Open-ended questions elicit richer responses than yes/no or multiple-choice questions. For example, the first question in the list above could be reworded as, “What other ways might someone perform that task?” This is particularly useful when stakeholders hint at alternative approaches to a task or process.
“Why” or “what for” questions help a business analyst connect a need to its value. The system administrator asked the intern why the manager needed new account fields. The manager could have replied, “To store data,” an accurate but dismissive answer. A savvy business analyst would respond, “Help me understand what the data is for. What business purpose will it serve?” Starting a question with “Help me understand…” makes a question less confrontational.
What Else?
In Exploring Requirements 1: Quality Before Design, Donald Gause and Gerald Weinberg introduce the concept of a metaquestion, a question about questions. They recommend wrapping up a discovery session with the metaquestion, “Is there anything else I should ask you?” Stakeholders typically answer “No,” so a better metaquestion would ask, “What else should I have asked but didn't?”

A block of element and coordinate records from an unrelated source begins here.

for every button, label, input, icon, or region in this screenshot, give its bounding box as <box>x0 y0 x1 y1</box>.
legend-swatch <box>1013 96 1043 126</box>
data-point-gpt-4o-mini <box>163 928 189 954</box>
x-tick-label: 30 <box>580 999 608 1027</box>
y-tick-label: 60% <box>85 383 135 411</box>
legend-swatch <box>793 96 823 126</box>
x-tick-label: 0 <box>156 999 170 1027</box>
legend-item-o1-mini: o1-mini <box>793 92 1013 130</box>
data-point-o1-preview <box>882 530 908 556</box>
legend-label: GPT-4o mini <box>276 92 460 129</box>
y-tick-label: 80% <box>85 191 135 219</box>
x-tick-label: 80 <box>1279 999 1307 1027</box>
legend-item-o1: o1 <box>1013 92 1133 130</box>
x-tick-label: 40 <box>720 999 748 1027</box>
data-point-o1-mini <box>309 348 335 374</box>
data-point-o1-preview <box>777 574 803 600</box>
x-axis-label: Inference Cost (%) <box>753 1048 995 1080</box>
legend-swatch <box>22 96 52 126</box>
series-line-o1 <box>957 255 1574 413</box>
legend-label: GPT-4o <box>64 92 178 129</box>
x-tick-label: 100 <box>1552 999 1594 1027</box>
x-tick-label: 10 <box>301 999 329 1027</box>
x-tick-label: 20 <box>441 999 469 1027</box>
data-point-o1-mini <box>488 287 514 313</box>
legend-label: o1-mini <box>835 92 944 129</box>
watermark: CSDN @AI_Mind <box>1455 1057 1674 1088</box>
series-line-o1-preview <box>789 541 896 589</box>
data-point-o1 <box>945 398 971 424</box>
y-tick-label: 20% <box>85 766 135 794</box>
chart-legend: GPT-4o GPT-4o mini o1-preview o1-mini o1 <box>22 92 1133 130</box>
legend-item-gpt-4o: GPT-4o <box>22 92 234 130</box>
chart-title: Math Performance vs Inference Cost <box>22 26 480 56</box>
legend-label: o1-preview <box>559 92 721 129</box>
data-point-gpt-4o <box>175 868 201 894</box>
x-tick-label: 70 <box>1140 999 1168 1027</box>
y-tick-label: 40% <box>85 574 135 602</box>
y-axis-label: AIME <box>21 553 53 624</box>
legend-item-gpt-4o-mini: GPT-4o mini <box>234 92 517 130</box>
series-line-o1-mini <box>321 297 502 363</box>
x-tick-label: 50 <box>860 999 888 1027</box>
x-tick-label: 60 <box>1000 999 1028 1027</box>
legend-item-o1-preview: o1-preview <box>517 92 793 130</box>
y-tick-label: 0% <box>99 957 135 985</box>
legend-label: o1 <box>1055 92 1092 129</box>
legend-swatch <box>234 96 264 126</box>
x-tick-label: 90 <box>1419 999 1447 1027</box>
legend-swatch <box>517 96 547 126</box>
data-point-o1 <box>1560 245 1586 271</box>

They also pose another metaquestion, “Is there anything you would like to ask me?” While this gives the stakeholder an easy way out by saying “No,” a better metaquestion would ask, "What would you like to ask me?" This offers an opportunity to exchange ideas about how the solution will fit the business needs.
Testing the Waters
Donald Gause and Gerald Weinberg recommend starting discovery with “context-free” questions like these:
What problems do you expect this system to solve?
What problems could it create?
What’s a highly successful solution worth to the customers?
These questions focus stakeholders on the problem rather than the solution, perhaps surfacing crucial assumptions that business stakeholders take for granted. The business could have unwritten rules known by all its stakeholders for decades. It’s better to discover the rules as a requirement than to break them with a solution that didn’t account for the rules.
The Deep End
Dr. Wiegers excerpted No One Expects the Requirements Inquisition: Asking Next-Level Questions from his book More About Software Requirements: Thorny Issues and Practical Advice. He points out that trying to get all the details at the beginning of discovery could be as bad as asking vague questions, such as “What do you want?”
Elicitation requires multiple cycles of refinement, clarification, and adjustment as the participants move from high-level concepts to specific details.
Discovery can go a few rounds to cover the scope of requirements completely.
When discovery begins, stakeholders cover the “happy path,” where the solution works as expected. As they get deeper into the business needs, they should explore the unexpected, finding opportunities to improve business processes and potential pain points.
A business analyst can help by asking why requirements are needed, what value they bring to the business, and who needs them. Motivating Specific Requirements provides more detail about these questions.
Asking the right questions at the right time clarifies requirements, leading to a successful solution.